L’UE s’arme d’un parquet pour lutter contre la fraude financière
Vingt pays membres de l’Union européenne ont donné leur accord en 2017 pour créer un parquet opérationnel. L’idée est de créer une justice européenne capable de lutter contre la fraude financière au sein de la communauté. Entre scepticisme, interrogations, espoirs et craintes, le champ d’action de ce nouveau parquet européen reste bien incertain.
L’Union Européenne tiendrait-elle enfin son gendarme financier ? Il est encore un peu tôt pour l’affirmer, mais on voit déjà poindre une nouvelle avancée dans l’histoire de la coopération européenne.
Depuis le mois d’avril 2017, 20 Etats membres (Allemagne, Autriche, Belgique, Bulgarie, Croatie, Chypre, Espagne, Estonie, Finlande, France, Grèce, Italie, Lettonie, Lituanie, Luxembourg, Portugal, République Tchèque, Roumanie, Slovaquie et Slovénie) ont donné leur accord pour la création d’un parquet européen chargé de lutter contre la fraude aux intérêts financiers de l’UE.
Certains, tels que la Hongrie ou le Danemark, n’ont pas souhaité s’aligner sur c5e projet car ils ne souhaitent pas voir l’Europe s’immiscer dans leur justice nationale. Historiquement, ce sont des pays soucieux de ne pas tendre vers une Europe fédérale. Leur stratégie est donc d’éviter au maximum de rapprocher leurs institutions de l’UE afin de conserver une souveraineté nationale.
Un projet évoqué dès 2001
Les nombreuses négociations destinées à convaincre les différents Etats ont fait traîner en longueur la création de ce parquet (déjà évoquée en 2001 dans le traité de Nice) qui a finalement abouti, même si les initiateurs, la France en tête, ont dû lâcher du lest.
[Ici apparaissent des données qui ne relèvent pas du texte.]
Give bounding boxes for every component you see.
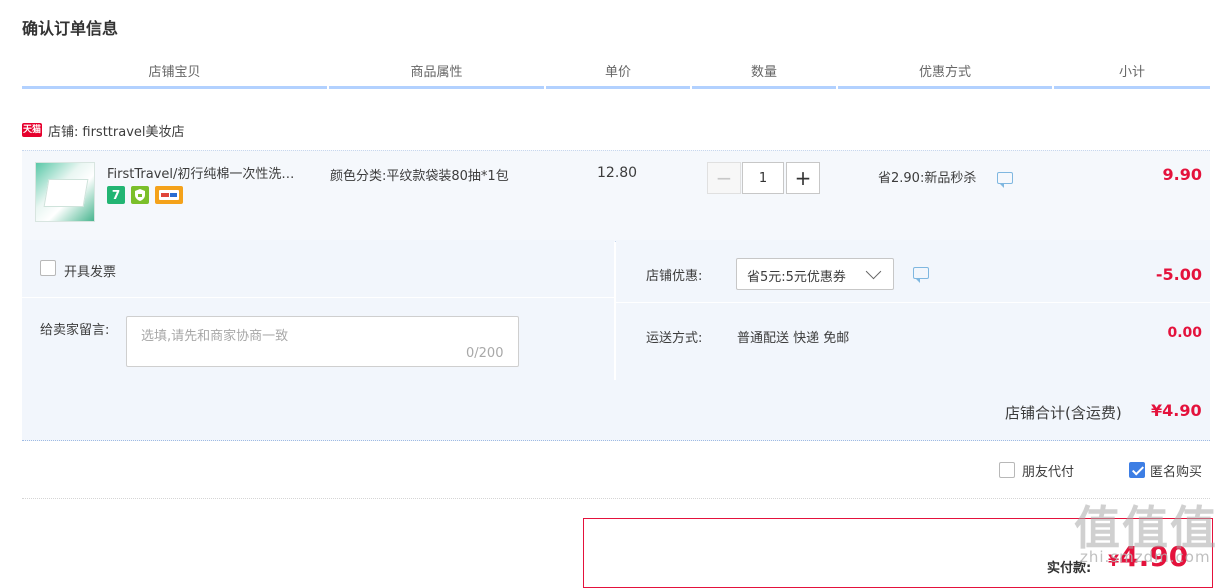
shop-row: 天猫 店铺: firsttravel美妆店 bbox=[22, 120, 185, 140]
item-unit-price: 12.80 bbox=[597, 165, 638, 181]
order-summary-panel bbox=[616, 240, 1210, 380]
invoice-checkbox[interactable] bbox=[40, 260, 56, 276]
product-thumbnail[interactable] bbox=[35, 162, 95, 222]
item-title-link[interactable]: FirstTravel/初行纯棉一次性洗… bbox=[107, 163, 294, 182]
quantity-increase-button[interactable]: + bbox=[786, 162, 820, 194]
column-header-discount: 优惠方式 bbox=[838, 64, 1052, 89]
message-char-count: 0/200 bbox=[466, 346, 504, 361]
shop-discount-amount: -5.00 bbox=[1155, 265, 1202, 284]
item-sku: 颜色分类:平纹款袋装80抽*1包 bbox=[330, 169, 509, 184]
watermark-url: zhi.smzdm.com bbox=[1080, 548, 1211, 566]
column-header-attributes: 商品属性 bbox=[329, 64, 544, 89]
item-subtotal: 9.90 bbox=[1162, 165, 1202, 184]
divider bbox=[616, 302, 1210, 303]
shop-total-label: 店铺合计(含运费) bbox=[1005, 404, 1122, 422]
friend-pay-checkbox[interactable] bbox=[999, 462, 1015, 478]
item-promotion: 省2.90:新品秒杀 bbox=[878, 171, 977, 186]
anonymous-label: 匿名购买 bbox=[1150, 464, 1203, 480]
coupon-chat-icon[interactable] bbox=[913, 267, 929, 283]
column-header-price: 单价 bbox=[546, 64, 690, 89]
column-header-subtotal: 小计 bbox=[1054, 64, 1210, 89]
quantity-input[interactable] bbox=[742, 162, 784, 194]
shop-discount-label: 店铺优惠: bbox=[646, 269, 703, 284]
shipping-fee: 0.00 bbox=[1167, 325, 1202, 341]
shipping-label: 运送方式: bbox=[646, 331, 703, 346]
guarantee-shield-icon bbox=[131, 186, 149, 204]
credit-card-icon bbox=[155, 186, 183, 204]
divider bbox=[22, 297, 614, 298]
column-header-quantity: 数量 bbox=[692, 64, 836, 89]
seven-day-return-icon: 7 bbox=[107, 186, 125, 204]
anonymous-option[interactable]: 匿名购买 bbox=[1129, 460, 1202, 480]
invoice-label: 开具发票 bbox=[64, 265, 117, 280]
page-title: 确认订单信息 bbox=[22, 19, 119, 38]
friend-pay-option[interactable]: 朋友代付 bbox=[999, 460, 1074, 480]
shipping-method: 普通配送 快递 免邮 bbox=[737, 331, 850, 346]
seller-message-placeholder: 选填,请先和商家协商一致 bbox=[141, 329, 289, 344]
shop-total-value: ¥4.90 bbox=[1151, 401, 1202, 420]
tmall-icon: 天猫 bbox=[22, 123, 42, 137]
promotion-chat-icon[interactable] bbox=[997, 172, 1013, 188]
column-header-shop-item: 店铺宝贝 bbox=[22, 64, 327, 89]
anonymous-checkbox[interactable] bbox=[1129, 462, 1145, 478]
quantity-decrease-button[interactable]: − bbox=[707, 162, 741, 194]
message-label: 给卖家留言: bbox=[40, 323, 110, 338]
shop-name[interactable]: firsttravel美妆店 bbox=[82, 121, 184, 140]
coupon-selected-value: 省5元:5元优惠券 bbox=[747, 270, 846, 285]
friend-pay-label: 朋友代付 bbox=[1022, 464, 1075, 480]
divider bbox=[22, 498, 1210, 500]
shop-label: 店铺: bbox=[48, 124, 79, 140]
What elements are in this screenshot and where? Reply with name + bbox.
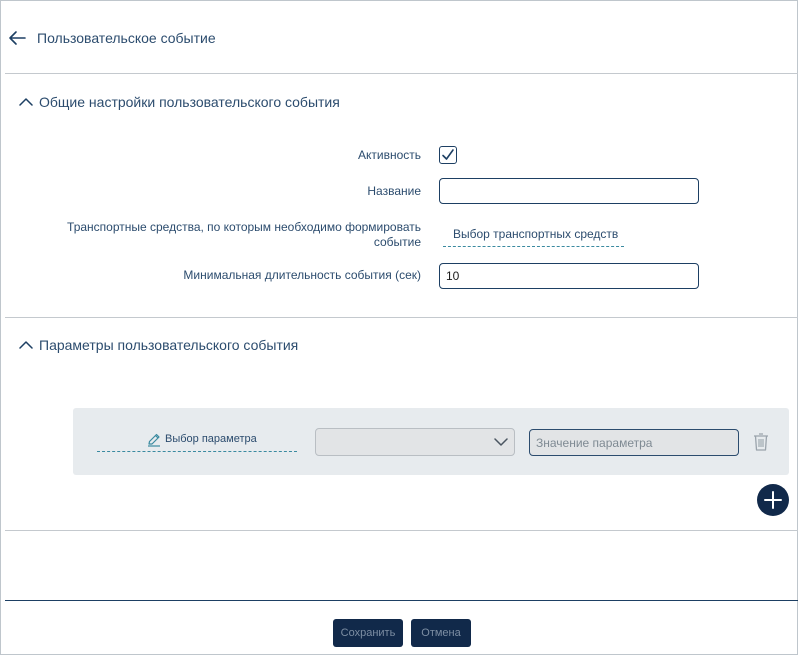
- min-duration-label: Минимальная длительность события (сек): [183, 268, 421, 282]
- parameter-select-link[interactable]: Выбор параметра: [97, 433, 297, 452]
- page-title: Пользовательское событие: [37, 30, 216, 46]
- params-section-title[interactable]: Параметры пользовательского события: [39, 337, 298, 353]
- footer-divider: [5, 600, 798, 601]
- vehicles-label: Транспортные средства, по которым необхо…: [67, 220, 421, 249]
- chevron-up-icon[interactable]: [19, 340, 33, 350]
- header-divider: [5, 73, 798, 74]
- add-parameter-button[interactable]: [757, 484, 789, 516]
- min-duration-input[interactable]: [439, 263, 699, 289]
- general-section-title[interactable]: Общие настройки пользовательского событи…: [39, 94, 340, 110]
- parameter-select-label: Выбор параметра: [165, 433, 257, 445]
- dialog-frame: Пользовательское событие Общие настройки…: [0, 0, 798, 655]
- checkmark-icon: [442, 149, 454, 160]
- chevron-down-icon: [494, 438, 508, 446]
- parameter-type-select[interactable]: [315, 428, 515, 456]
- trash-icon[interactable]: [753, 433, 769, 451]
- parameter-value-input[interactable]: [529, 429, 739, 456]
- chevron-up-icon[interactable]: [19, 97, 33, 107]
- activity-checkbox[interactable]: [439, 146, 457, 164]
- activity-label: Активность: [357, 148, 421, 162]
- vehicles-select-link[interactable]: Выбор транспортных средств: [443, 227, 624, 247]
- plus-icon: [764, 491, 782, 509]
- params-divider: [5, 530, 798, 531]
- cancel-button[interactable]: Отмена: [411, 619, 471, 647]
- pencil-icon: [148, 433, 160, 447]
- name-input[interactable]: [439, 178, 699, 204]
- section-divider: [5, 317, 798, 318]
- save-button[interactable]: Сохранить: [333, 619, 403, 647]
- back-arrow-icon[interactable]: [8, 30, 26, 46]
- name-label: Название: [367, 184, 421, 198]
On est en effet encore loin de la création d’un « FBI » européen comme c’était la volonté au départ mais le parquet européen, qui sera basé à Luxembourg, devrait offrir une plus grande entente entre Etats-membres afin de protéger l’UE des fraudes financières importantes. Surtout, il sera la première institution européenne à disposer de compétences judiciaires propres.
La fraude fiscale européenne représente 168 milliard d’euros
Basé sur l’idée d’Eurojust, l’unité de coopération judiciaire de l’Union européenne aux moyens d’intervention limités, ce parquet aura la possibilité de poursuivre et de réaliser des investigations.
Concrètement, il pourra lutter contre les fraudes transfrontalières à la TVA, la corruption, le blanchiment d’argent ou des fraudes concernant des fonds débloqués par l’Europe.
La cour des comptes européennes a révélé que les fraudes financières en Europe représentaient une perte de plus de 168 milliards d’euros. C’est ce chiffre qui a motivé l’urgence d’une meilleure coopération entre Etats membres.
Un pôle central et un autre affecté à chaque pays
Le parquet sera organisé en deux secteurs. Un pôle central sera piloté par un chef de parquet qui dirigera et coordonnera les différents délégués dans chaque Etat membre. Ceux-ci feront partie du pôle décentralisé et seront affectés quotidiennement au suivi des dossiers concernant leurs pays respectifs.
Si les pays non-membres n’auront pas de représentant du parquet chez eux, ils se sont tout de même engagés à faciliter la coopération dans certains dossiers.
La mise en place de ce parquet devrait toutefois poser certains problèmes d’ordre administratif et fonctionnel. La crainte des plus pessimistes est d’assister à des complications liées à la nouveauté de cette institution et à la superposition de la justice communautaire et de la justice nationale.
L’espace pénal communautaire, un doux rêve pas si utopique
La question des coûts supplémentaires liés à cette nouvelle structure a aussi été posée mais le texte présentant le projet initial, rédigé en 2013, certifie qu’il n’y aura pas de dépenses supplémentaires, le parquet reposant sur « des ressources déjà existantes ».
Malgré les craintes et les interrogations, de nombreux acteurs de la cohésion européenne se félicitent de cette étape importante et espèrent toujours créer, dans le futur, un espace pénal communautaire qui serait synonyme d’une cohésion plus importante entre les membres de l’UE.